DUYARLI MESLEKTAŞLARIMIZA TEŞEKKÜR EDERİZ
Her şeye rağmen yaptığı yanlışın bilincinde olan meslektaşlarımızın varlığı bize küçükte olsa umut veriyor. Derneğimizin onaylamadığı, karşı çıktığı ve uygulanmasına engel olduğu şaibeli çalışmalara imza atan meslektaşlarımız benzer uygunsuz çalışmaları Gemi Yakıt İkmalcileri Derneğin çatısı altında yapamayacakları netleşince GYİD üyeliklerini sonlandırarak sektörel iş birliği çalışmalarının dışında kaldılar.
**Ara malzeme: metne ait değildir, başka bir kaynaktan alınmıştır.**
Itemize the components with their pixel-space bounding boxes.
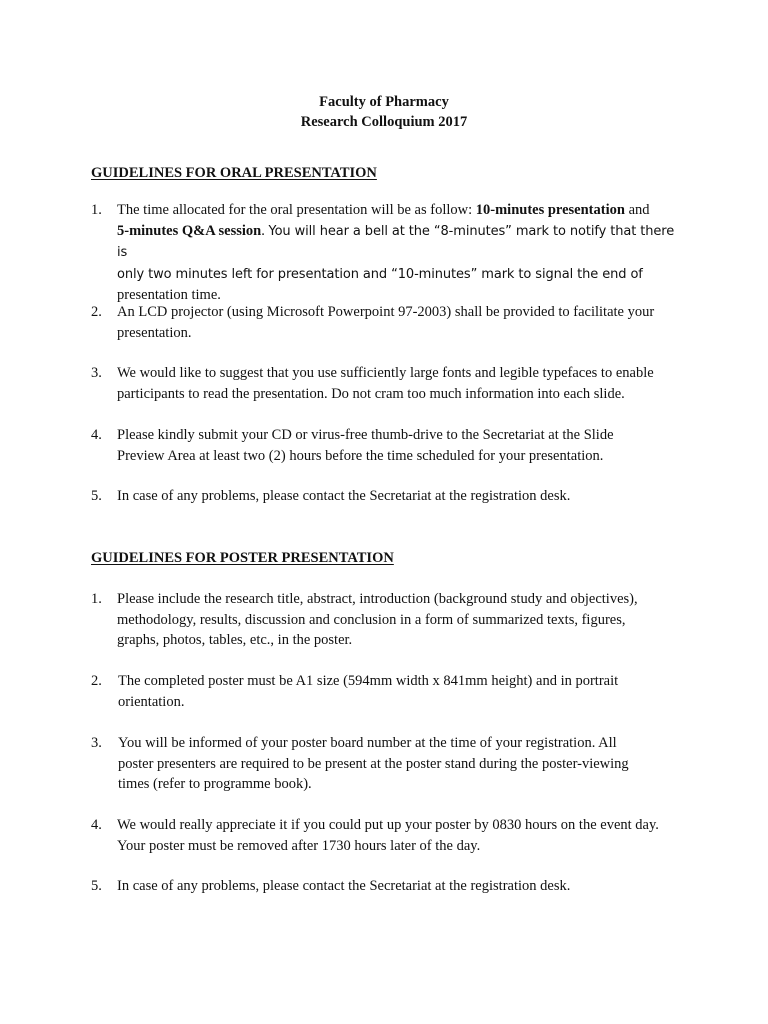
poster-item-2 [91, 671, 651, 712]
poster-item-1-number: 1. [91, 591, 102, 607]
oral-item-1-text-d: . [261, 222, 269, 239]
poster-item-4-number: 4. [91, 817, 102, 833]
poster-item-4 [91, 815, 666, 856]
poster-item-5 [91, 876, 691, 897]
oral-item-1-text-e: You will hear a bell at the “8-minutes” mark to notify that there is [117, 223, 675, 260]
oral-item-4 [91, 425, 651, 466]
poster-item-5-text: In case of any problems, please contact the Secretariat at the registration desk. [117, 878, 571, 894]
oral-item-1-text-f: only two minutes left for presentation and “10-minutes” mark to signal the end of [117, 266, 643, 282]
poster-item-4-text: We would really appreciate it if you could put up your poster by 0830 hours on the event day. Your poster must be removed after 1730 hours later of the day. [117, 817, 659, 854]
section-heading-poster: GUIDELINES FOR POSTER PRESENTATION [91, 550, 394, 566]
oral-item-3 [91, 363, 691, 404]
oral-item-3-text: We would like to suggest that you use sufficiently large fonts and legible typefaces to enable participants to read the presentation. Do not cram too much information into each slide. [117, 365, 654, 402]
oral-item-2-number: 2. [91, 304, 102, 320]
poster-item-1-text: Please include the research title, abstract, introduction (background study and objectives), methodology, results, discussion and conclusion in a form of summarized texts, figures, graphs, photos, tables, etc., in the poster. [117, 591, 638, 648]
oral-item-1 [91, 200, 681, 306]
document-title-faculty: Faculty of Pharmacy [319, 94, 449, 110]
poster-item-2-number: 2. [91, 673, 102, 689]
poster-item-3-text: You will be informed of your poster board number at the time of your registration. All poster presenters are required to be present at the poster stand during the poster-viewing times (refer to programme book). [118, 735, 629, 792]
document-title-colloquium: Research Colloquium 2017 [300, 114, 468, 130]
oral-item-4-number: 4. [91, 427, 102, 443]
poster-item-2-text: The completed poster must be A1 size (594mm width x 841mm height) and in portrait orientation. [118, 673, 619, 710]
oral-item-5-number: 5. [91, 488, 102, 504]
oral-item-2-text: An LCD projector (using Microsoft Powerpoint 97-2003) shall be provided to facilitate your presentation. [117, 304, 655, 341]
oral-item-5-text: In case of any problems, please contact the Secretariat at the registration desk. [117, 488, 571, 504]
oral-item-2 [91, 302, 691, 343]
oral-item-1-text-a: The time allocated for the oral presentation will be as follow: [117, 202, 476, 218]
poster-item-3-number: 3. [91, 735, 102, 751]
oral-item-1-number: 1. [91, 202, 102, 218]
oral-item-3-number: 3. [91, 365, 102, 381]
oral-item-1-bold-qa: 5-minutes Q&A session [117, 222, 262, 239]
oral-item-1-text-c: and [624, 202, 650, 218]
poster-item-1 [91, 589, 671, 651]
poster-item-5-number: 5. [91, 878, 102, 894]
oral-item-5 [91, 486, 691, 507]
oral-item-1-bold-presentation: 10-minutes presentation [475, 202, 625, 218]
poster-item-3 [91, 733, 651, 795]
section-heading-oral: GUIDELINES FOR ORAL PRESENTATION [91, 165, 377, 181]
oral-item-4-text: Please kindly submit your CD or virus-free thumb-drive to the Secretariat at the Slide Preview Area at least two (2) hours before the time scheduled for your presentation. [117, 427, 614, 464]
oral-item-1-text-g: presentation time. [117, 287, 221, 303]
En azından bu bilinçli duruşları için kendilerine teşekkürü borç bilirim.
Değerli bir düşünürün söylediği gibi: “Nereye gideceğinizi bilmiyorsanız, nerede olduğunuzu bilemezsiniz.”
Varmamız gereken hedeflerden epeyce uzaklaştık. Elimizin altında sektörel çalışma yapabileceğimiz kısıtlı platformlar var. Sektöre zarar veren meslektaşlarımız hatalarını düzeltmek yerine sıvamaya devam ediyorlar. Türk bunker sektörünü temsile talip olan meslektaşlarımız, kendi çaplarında tuhaf çalışmalarla kendilerine verilen yetkiyi layıkıyla kullanamadılar görüşündeyim. Bu meslektaşlarımıza daha fazla kredi vererek zaman, para ve itibar kaybetmemeliyiz düşüncesindeyim.
Bu noktada derneğimize büyük sorumluluk düşüyor. Sapla saman ayrıldı. Mevcut çalışma platformlarımızı geliştirip liyakatli meslektaşlarımızla, zaman kaybetmeden, çalışmalarımıza hız vermemiz icap ediyor. İkmal Limanı konseptinin her unsuru, her bireyi çalışmalarımız için paha biçilmezdir. Türk bunker sektörümüz geçmişte başarıyı uluslararası kanun ve işleyiş çerçevesinde kalmaya özen göstererek, deneyime ve liyakata saygı duyarak, rekabetçi ruhu korurken uluslararası standartlarda, taviz vermeden, kalitede ısrar ederek yakaladı. Dernek olarak sektörümüzün karakterini oluşturan bu duruştan hiç vaz geçmedik. Önümüzdeki zorlu dönemde çalışmalarımızı da bu çerçevede yürüteceğiz. Bu anlayışla çalışırsak Türk limanlarını tekrar bölgemizin açık ara tercih edilen ikmal limanları olarak görebiliriz düşüncesindeyim.
Yeni yönetimimizin denizcilik camiamıza ve bunker sektörümüze hayırlı olmasını diliyorum. Değerli meslektaşlarımı saygıyla selamlıyorum.”